Hypothesis testing

Model selection given 2 models

Aka Confirmatory data analysis: Test hypotheses, as against Exploratory data analysis: Find hypotheses worth testing.

Which process is more likely to have generated the data? Which model is better at explaining the observations? Model selection, with only 2 models.

Hypotheses

Null hypothesis

\(H_{0}: t = t_{0}\) or \(t\leq t_{0}\)

Alternate hypothesis

\(H_{a}\); can be 1 sided like \(t > t_{a}\) or 2 sided: \(t \neq t_{0}\) or \(|t-t_{0}| \geq k\).

The decision

So, you decide if parameter \(t \in T_1\) or if \(t \in T_2\).

Experiment/ Test

Pick sample; find value of estimate test statistic \(\hat{t}\); accept \(H_{a}\)/ reject \(H_{0}\) if \(|\hat{t} - t_0| > |t’ - t_0|\); fail to reject \(H_{0}\) otherwise. Critical value t’ defines \(H_{0}\) rejection region. Visualize as shaded area under \(\hat{t}\) pdf curve. So, you always do hypothesis testing assuming \(H_{0}\) is true.

Errors

Type 1

Erroneously accept \(H_{a}\): \(\ga = Pr(\hat{t} > t’|t=t_{0})\). Say \(\ga (= 0.05?)\) level of significance.

Type 2

Erroneously fail to reject \(H_{0}\): \(\gb = Pr(\hat{t} \leq t’|t=t_{a})\).

Tradeoff

Trying to decrease type 1 error involves increasing t’; But that increases type 2 error rate. Visualize error zones with regions in 2 bell curves with means slightly apart.

To simultaneously decrease both, must increase sample size.

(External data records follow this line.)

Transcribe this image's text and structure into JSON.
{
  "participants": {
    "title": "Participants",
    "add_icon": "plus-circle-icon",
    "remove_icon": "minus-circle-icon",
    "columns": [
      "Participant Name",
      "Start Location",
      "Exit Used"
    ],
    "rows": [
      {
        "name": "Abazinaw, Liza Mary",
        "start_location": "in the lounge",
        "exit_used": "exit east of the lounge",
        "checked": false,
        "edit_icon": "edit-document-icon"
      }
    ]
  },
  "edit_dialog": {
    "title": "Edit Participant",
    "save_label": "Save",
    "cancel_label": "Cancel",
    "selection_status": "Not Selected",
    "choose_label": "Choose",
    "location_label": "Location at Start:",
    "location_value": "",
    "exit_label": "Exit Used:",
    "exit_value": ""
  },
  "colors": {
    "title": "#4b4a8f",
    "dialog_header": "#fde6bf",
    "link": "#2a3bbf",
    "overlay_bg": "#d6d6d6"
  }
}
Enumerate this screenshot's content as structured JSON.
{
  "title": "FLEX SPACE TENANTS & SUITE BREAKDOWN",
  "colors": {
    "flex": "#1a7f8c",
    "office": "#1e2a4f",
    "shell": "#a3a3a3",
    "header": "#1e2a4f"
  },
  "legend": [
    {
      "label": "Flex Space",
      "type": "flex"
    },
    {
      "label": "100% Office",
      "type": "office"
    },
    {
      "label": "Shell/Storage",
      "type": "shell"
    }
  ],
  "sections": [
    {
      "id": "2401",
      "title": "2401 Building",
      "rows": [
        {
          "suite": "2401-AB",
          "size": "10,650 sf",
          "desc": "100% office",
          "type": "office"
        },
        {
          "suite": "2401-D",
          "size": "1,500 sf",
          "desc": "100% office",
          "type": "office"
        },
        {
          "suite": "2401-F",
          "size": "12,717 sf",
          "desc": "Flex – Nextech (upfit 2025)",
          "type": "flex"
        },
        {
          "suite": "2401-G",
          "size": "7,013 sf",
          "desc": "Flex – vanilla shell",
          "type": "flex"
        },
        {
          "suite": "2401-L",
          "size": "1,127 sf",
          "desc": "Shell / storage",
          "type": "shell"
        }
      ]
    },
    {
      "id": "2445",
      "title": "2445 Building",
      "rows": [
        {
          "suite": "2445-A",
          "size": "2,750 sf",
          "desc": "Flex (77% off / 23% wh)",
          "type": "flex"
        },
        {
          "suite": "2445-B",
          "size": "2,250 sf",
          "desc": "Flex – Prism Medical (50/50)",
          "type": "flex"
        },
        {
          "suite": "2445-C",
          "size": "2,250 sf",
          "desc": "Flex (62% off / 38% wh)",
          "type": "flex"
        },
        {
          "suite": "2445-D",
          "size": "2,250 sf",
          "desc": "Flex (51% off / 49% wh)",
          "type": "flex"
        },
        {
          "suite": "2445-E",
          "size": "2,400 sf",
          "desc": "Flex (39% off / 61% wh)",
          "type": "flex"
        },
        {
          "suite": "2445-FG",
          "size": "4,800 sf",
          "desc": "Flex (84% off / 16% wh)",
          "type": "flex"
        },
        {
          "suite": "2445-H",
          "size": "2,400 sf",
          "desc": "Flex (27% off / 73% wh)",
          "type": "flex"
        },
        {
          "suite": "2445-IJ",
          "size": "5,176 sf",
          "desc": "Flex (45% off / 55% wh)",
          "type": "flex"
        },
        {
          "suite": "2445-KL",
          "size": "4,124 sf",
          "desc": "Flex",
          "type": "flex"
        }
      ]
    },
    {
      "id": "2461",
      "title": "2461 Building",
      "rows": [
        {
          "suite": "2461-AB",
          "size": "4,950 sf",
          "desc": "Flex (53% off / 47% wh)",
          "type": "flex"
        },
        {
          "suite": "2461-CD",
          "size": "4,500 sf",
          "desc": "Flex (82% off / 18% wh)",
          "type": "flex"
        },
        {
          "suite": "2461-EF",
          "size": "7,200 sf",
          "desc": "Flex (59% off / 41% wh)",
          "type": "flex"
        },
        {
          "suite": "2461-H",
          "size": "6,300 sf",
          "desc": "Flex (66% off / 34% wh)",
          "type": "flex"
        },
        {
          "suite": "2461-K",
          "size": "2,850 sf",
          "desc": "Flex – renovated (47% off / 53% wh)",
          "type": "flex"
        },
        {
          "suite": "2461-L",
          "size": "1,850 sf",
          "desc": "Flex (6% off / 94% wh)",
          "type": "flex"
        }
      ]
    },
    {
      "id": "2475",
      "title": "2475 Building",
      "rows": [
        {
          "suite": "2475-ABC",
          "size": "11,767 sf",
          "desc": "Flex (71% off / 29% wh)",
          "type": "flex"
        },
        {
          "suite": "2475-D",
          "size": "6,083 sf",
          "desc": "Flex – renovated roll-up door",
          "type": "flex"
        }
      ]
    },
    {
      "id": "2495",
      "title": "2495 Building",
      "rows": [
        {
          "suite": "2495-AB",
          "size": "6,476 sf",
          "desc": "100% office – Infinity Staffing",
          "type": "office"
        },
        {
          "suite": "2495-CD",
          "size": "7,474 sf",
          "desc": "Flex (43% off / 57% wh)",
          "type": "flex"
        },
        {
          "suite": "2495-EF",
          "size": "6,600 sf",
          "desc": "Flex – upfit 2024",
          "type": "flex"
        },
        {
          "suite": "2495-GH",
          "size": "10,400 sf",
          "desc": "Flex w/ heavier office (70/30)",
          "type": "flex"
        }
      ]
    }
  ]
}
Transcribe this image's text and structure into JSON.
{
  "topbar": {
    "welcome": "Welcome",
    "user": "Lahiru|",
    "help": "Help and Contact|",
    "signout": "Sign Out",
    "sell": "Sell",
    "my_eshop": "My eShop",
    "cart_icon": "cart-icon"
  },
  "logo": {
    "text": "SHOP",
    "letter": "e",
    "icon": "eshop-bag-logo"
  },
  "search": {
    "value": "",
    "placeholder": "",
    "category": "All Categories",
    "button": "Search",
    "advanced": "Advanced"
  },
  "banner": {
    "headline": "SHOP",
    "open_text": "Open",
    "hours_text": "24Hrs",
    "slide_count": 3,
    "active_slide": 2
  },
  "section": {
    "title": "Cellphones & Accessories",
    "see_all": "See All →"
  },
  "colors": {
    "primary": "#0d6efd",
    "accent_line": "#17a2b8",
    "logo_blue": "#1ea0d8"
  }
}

In case of \(X \distr N(\mean, \stddev^{2}), t=\mean\), can write \(\hat{t} > t’\) as \(z = \frac{\hat{t} - \mean}{\stddev/\sqrt{n}} > \frac{t’ - \mean}{\stddev/\sqrt{n}}; z \distr N(0, 1)\). Given \( \mean, \stddev, \ga, \gb\), can solve for t’, n using \(N(0, 1)\) table. For small sample size, can use t distribution.

p-value of the statistic

Given a sample, got \(\hat{t}\), for what \(\min t’\) we will reject \(H_{0}\) based on it? The corresponding \(\ga\) is p-value.

Power of a test

Take \(H_{0}: t = t_{0}; H_{a}: t = t_{a}\), fix \(t’\). \(power(t) = 1 - \gb(t)\): ability to detect if \(H_{a}\) is true. \(power(t_{0}) = \ga\) \chk. So, power curve has a minimum at \(t_{0}\) \chk.

Test design

Consider goodness of test with \(\ga, \gb, power(t)\).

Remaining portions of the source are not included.